Пить восемнадцатилетний "Дьюарс" из кофейных чашек было форменным кощунством, да и вряд ли Лина оценила бы тонкий бленд, но Герман признавался себе, что взял алкоголь в первую очередь для себя, чтобы немного смыть странную одурь, которая сопровождала его почти всё время, что он провёл в этом городе, ну и придать определённой решительности, чего уж там.
Они чокнулись чашками и выпили. Лина закашлялась от крепкого напитка, утёрла выступившие слёзы и схватила яблоко.
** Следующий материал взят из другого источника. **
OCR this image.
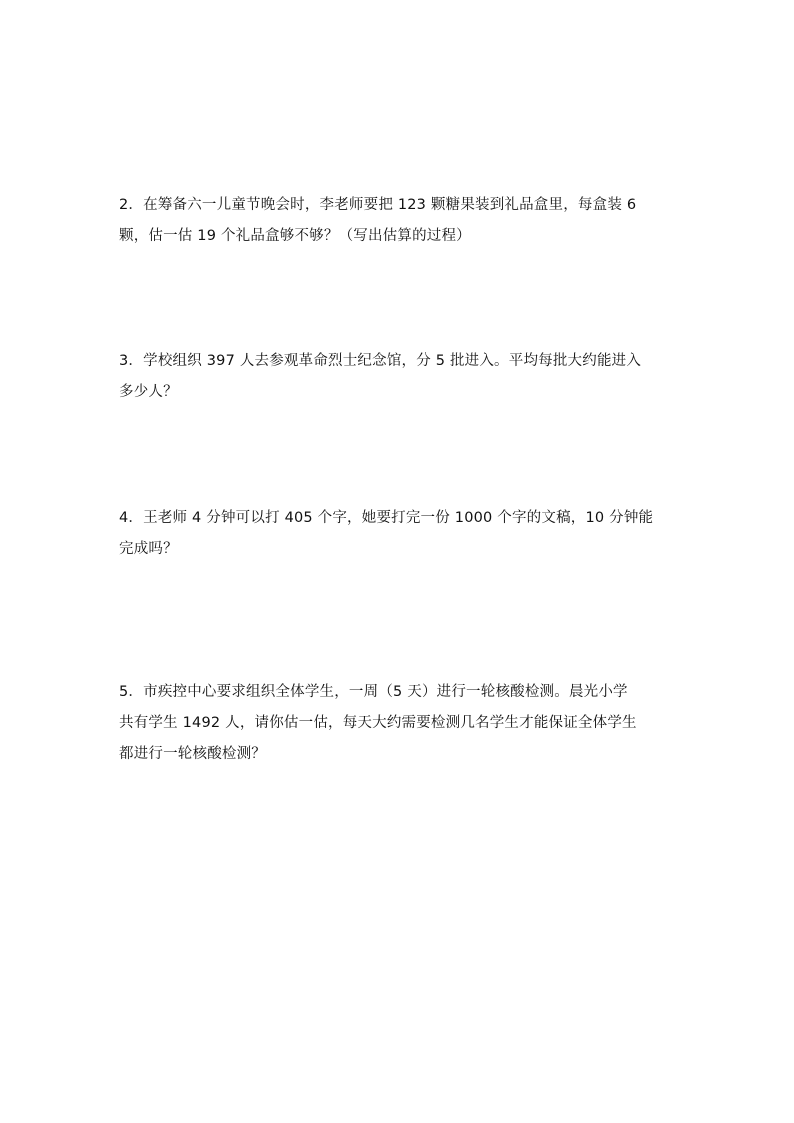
2．在筹备六一儿童节晚会时，李老师要把 123 颗糖果装到礼品盒里，每盒装 6
颗，估一估 19 个礼品盒够不够？（写出估算的过程）
3．学校组织 397 人去参观革命烈士纪念馆，分 5 批进入。平均每批大约能进入
多少人？
4．王老师 4 分钟可以打 405 个字，她要打完一份 1000 个字的文稿，10 分钟能
完成吗？
5．市疾控中心要求组织全体学生，一周（5 天）进行一轮核酸检测。晨光小学
共有学生 1492 人，请你估一估，每天大约需要检测几名学生才能保证全体学生
都进行一轮核酸检测？
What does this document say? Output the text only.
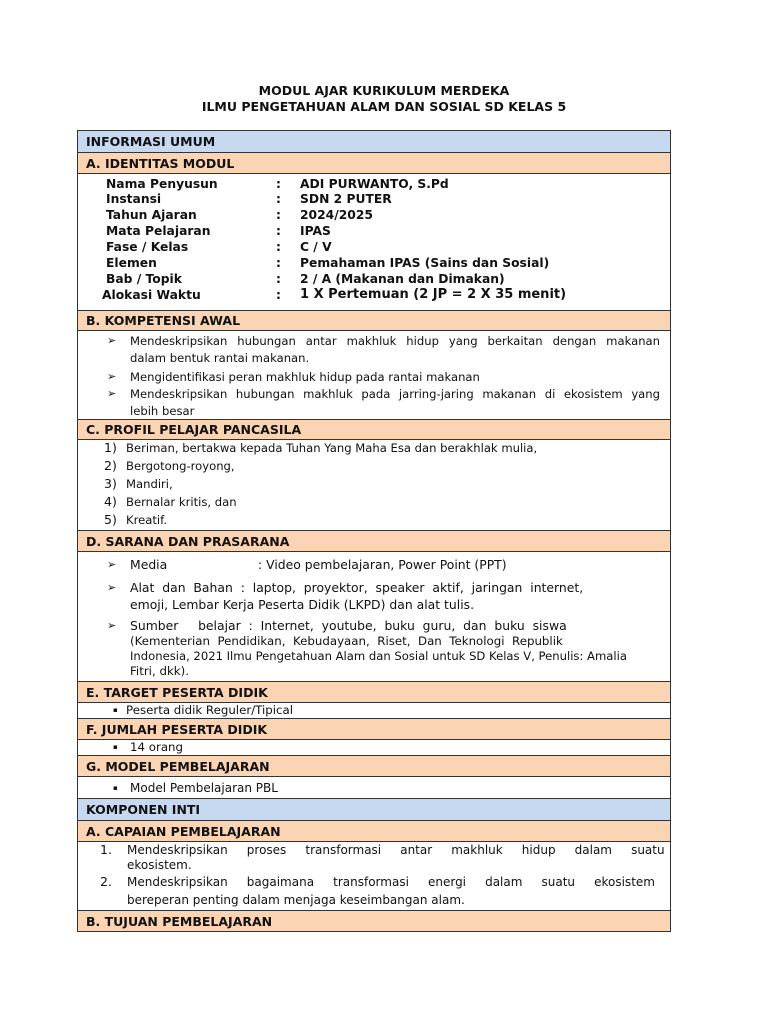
MODUL AJAR KURIKULUM MERDEKA
ILMU PENGETAHUAN ALAM DAN SOSIAL SD KELAS 5
INFORMASI UMUM
A. IDENTITAS MODUL
Nama Penyusun	: ADI PURWANTO, S.Pd
Instansi	: SDN 2 PUTER
Tahun Ajaran	: 2024/2025
Mata Pelajaran	: IPAS
Fase / Kelas	: C / V
Elemen	: Pemahaman IPAS (Sains dan Sosial)
Bab / Topik	: 2 / A (Makanan dan Dimakan)
Alokasi Waktu	: 1 X Pertemuan (2 JP = 2 X 35 menit)
B. KOMPETENSI AWAL
➢ Mendeskripsikan hubungan antar makhluk hidup yang berkaitan dengan makanan
dalam bentuk rantai makanan.
➢ Mengidentifikasi peran makhluk hidup pada rantai makanan
➢ Mendeskripsikan hubungan makhluk pada jarring-jaring makanan di ekosistem yang
lebih besar
C. PROFIL PELAJAR PANCASILA
1) Beriman, bertakwa kepada Tuhan Yang Maha Esa dan berakhlak mulia,
2) Bergotong-royong,
3) Mandiri,
4) Bernalar kritis, dan
5) Kreatif.
D. SARANA DAN PRASARANA
➢ Media	: Video pembelajaran, Power Point (PPT)
➢ Alat  dan  Bahan  :  laptop,  proyektor,  speaker  aktif,  jaringan  internet,
emoji, Lembar Kerja Peserta Didik (LKPD) dan alat tulis.
➢ Sumber     belajar  :  Internet,  youtube,  buku  guru,  dan  buku  siswa
(Kementerian  Pendidikan,  Kebudayaan,  Riset,  Dan  Teknologi  Republik
Indonesia, 2021 Ilmu Pengetahuan Alam dan Sosial untuk SD Kelas V, Penulis: Amalia
Fitri, dkk).
E. TARGET PESERTA DIDIK
▪ Peserta didik Reguler/Tipical
F. JUMLAH PESERTA DIDIK
▪ 14 orang
G. MODEL PEMBELAJARAN
▪ Model Pembelajaran PBL
KOMPONEN INTI
A. CAPAIAN PEMBELAJARAN
1. Mendeskripsikan     proses     transformasi     antar     makhluk     hidup     dalam     suatu
ekosistem.
2. Mendeskripsikan     bagaimana     transformasi     energi     dalam     suatu     ekosistem
bereperan penting dalam menjaga keseimbangan alam.
B. TUJUAN PEMBELAJARAN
Смаковать тонкий купаж с ореховым оттенком и тонами ванили и шоколада она ещё не научилась. "Научим." Герман наблюдал за девушкой, потягивая свою порцию. В сарафанчике и балетках она выглядела ещё более хрупкой и беззащитной, а волосы, собранные в гладкий пучок, придавали лицу новое, более женственное и нежное выражение. Он долго смотрел на Лину, а потом сказал:
— Тебе очень идёт. Я понимаю, почему ты не одеваешься так каждый день.
— Почему? — шёпотом спросила Лина, у которой до сих пор горело горло от крепкого напитка.
— Тогда весь Солнечногорск был бы у твоих ног, а у меня и без того мало шансов. Ладно, ты, кажется, не хотела сидеть в конуре, так куда пойдём?
Лина снова покраснела, а потом вскинула на него бирюзовые глаза и заявила:
— Как куда? В парк. К озеру.
— В парк? — Он вытаращился в изумлении. — Лина, сейчас полдвенадцатого ночи. Ты уверена, что это хорошая мысль?
— Само собой. — Она лукаво улыбнулась. — Между прочим, ночью наш парк самое безопасное место в городе.
— Да ладно! — Солнечногорск продолжал открываться Герману новыми, неожиданными сторонами. — Что-то я не догоняю.
— Да это с майских пошло, — Лина сделала последний глоток и мужественно вытерпела обжигающую волну, — у нас же народ на всю голову больной. Вот на майские в парке и произошли четыре изнасилования, чуть ли не в один день. Школьницу какую-то, двух студенток и дачницу-москвичку. В общем, шум поднялся страшный, мы тоже это освещали. Ну и мэр приказал ночью парк усиленно патрулировать в любую погоду. Так что теперь в парке ночью можно спокойно гулять, никакой пьяни там нет, и машина полицейская ездит.
— Ну давай рискнём. — Герман подозревал, что первый же патрульный решит, что его неспроста понесло в парк чуть ли не в полночь, а потому решил подстраховаться. Паспорт в карман, травматику он ещё до визита к Лине оставил в гостинице, и тут вдруг он вспомнил одну вещь.
— Лина, у тебя есть лак для ногтей?
— Л-лак? — растерянно переспросила она. — Есть... А тебе зачем?
— Планирую завтра одну диверсию, хочу как следует тряхануть этого алкаша-"бегемота". Прилюдно я, как ты понимаешь, вынужден обходиться микрофоном, но тет-а-тет могу и посильнее надавить. Но для этого надо как следует подготовиться.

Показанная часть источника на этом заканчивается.